Yeah, that busy.
In my own defence, I've also finished a few knitting projects. And shopped for a new car. And worked/commuted/shopped/cooked/drove kids places/etc. Occasionally, I've slept.
But I need to get back on the horse so that my blogging ability doesn't leave me entirely. And so, dear reader, here is a bunch of random stuff rattling around in my head. With pictures.
From the 'NHL lockout' files
I had the following Facebook exchange with my friend Josie on my timeline:
Josie: Just an FYI, I am no longer referring to Bettman as "that troll" but instead as Gollum.
Alison: I guess that money is 'his precioussssss'. Stupid troll.
Josie: Watch a clip of Gollum and then watch Bettman last week during his press conference after talks broke down. Only difference is a suit and a wig.
And you know, I checked out some pictures, and she's right. So I made this for her:
From the 'You shouldn't have to get wrinkles and pimples at the same time. It's just not fair.' files
I have a giant pimple on my forehead, right where I would have a lightning-shaped scar if I were Harry Potter.
It seems impervious to all my attempts to get rid of it -- creams, ointments, facial washes, even Avada Kedavra.
I am going to call it "The Zit Who Lived."

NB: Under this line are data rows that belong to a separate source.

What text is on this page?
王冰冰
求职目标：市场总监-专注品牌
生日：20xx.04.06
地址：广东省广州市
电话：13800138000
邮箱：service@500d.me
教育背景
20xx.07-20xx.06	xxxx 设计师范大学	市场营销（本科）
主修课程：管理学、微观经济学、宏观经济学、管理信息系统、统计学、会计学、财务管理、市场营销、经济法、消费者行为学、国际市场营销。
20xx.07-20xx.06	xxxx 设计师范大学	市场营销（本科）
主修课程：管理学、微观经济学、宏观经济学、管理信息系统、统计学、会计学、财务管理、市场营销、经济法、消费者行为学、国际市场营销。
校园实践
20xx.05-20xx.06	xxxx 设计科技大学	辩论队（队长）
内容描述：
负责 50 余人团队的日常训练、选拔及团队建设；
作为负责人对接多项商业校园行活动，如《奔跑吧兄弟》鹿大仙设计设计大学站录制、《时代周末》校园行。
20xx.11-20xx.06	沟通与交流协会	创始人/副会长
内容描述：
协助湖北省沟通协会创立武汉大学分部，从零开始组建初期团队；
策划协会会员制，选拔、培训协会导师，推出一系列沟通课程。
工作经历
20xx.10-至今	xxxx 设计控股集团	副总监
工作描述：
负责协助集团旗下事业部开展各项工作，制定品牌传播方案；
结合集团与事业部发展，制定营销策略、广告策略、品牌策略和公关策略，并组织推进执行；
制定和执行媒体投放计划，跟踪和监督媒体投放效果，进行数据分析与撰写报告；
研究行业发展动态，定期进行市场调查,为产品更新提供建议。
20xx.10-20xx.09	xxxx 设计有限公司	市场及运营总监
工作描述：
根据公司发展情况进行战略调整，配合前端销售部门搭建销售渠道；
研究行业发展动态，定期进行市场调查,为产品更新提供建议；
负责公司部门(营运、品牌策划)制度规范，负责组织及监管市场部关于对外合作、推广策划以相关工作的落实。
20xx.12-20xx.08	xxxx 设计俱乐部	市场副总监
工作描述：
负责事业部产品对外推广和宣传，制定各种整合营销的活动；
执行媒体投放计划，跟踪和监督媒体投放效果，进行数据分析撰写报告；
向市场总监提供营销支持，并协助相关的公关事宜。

From the 'Introducing my children to popular culture/They're getting so much older' files
The past few nights, we’ve been piling onto my bed and watching Roger Moore in ‘Live and Let Die’ on DVD. Along with the Daniel Craig movies, I got a DVD with three of Moore's James Bond movies on it for my birthday.
The kids were interested in watching a James Bond movie, and this one, released in 1973 at the height of the Blaxploitation movie genre, has sparked some interesting conversations about racism, as parts of it are set in Harlem and southern Louisiana. The implied sex scenes are pretty tame, and both girls seem to be enjoying watching, though we keep pausing it so that I can answer questions. We’ve been watching about 45 minutes per night.
Part of the plot of this movie, if you’ve not seen it, is that Jane Seymour plays Solitaire, a clairvoyant who can reliably read the future in Tarot cards. She has this power only so long as she remains a virgin. This fact is discussed quite obliquely, and Rae did not pick up on it. Apparently Leah did. James tricks Solitaire with a Tarot deck stacked with ‘The Lovers’ cards and makes quick work of her powers. Offscreen, of course.
So, last night, we were watching the last 45 minutes of the movie, and Rae was full of questions. Leah was patiently answering them:
Rae:“Why is James throwing the chicken on the ground?”
Leah:“So that the alligators will come out of the pond and make a diversion”
Rae:“What is James doing?”
Leah:“He’s setting the drug lab on fire”
Rae:“Why is James’s boat slowing down?”
Leah:“Because when he was escaping, the guy with the hook shot at him and hit the outboard and it’s leaking gas.”
This went on for a while. And then came the question I was afraid would crop up.
Rae:“Why did being James’s girlfriend make Solitare not able to read the future anymore?”
Leah looked at me and said, “Your turn.”
From the "Things in your kitchen that can hurt you' files
- The pointy end of the meat thermometer is quite ouchy when encountered unexpectedly in the sudsy dish-water by being jammed under your thumbnail.
- Bricks of butter are unexpectedly heavy when they are cold and solid and have been dropped on your foot.
- Picking up the skittish cat when he's having a bite to eat at his dish and holding him like a baby in order to smooch him on the head is potentially dangerous in itself. Doing so at the same time your daughter drops a metal saucepan loudly onto the tile floor? Cue the band-aids and Neosporin.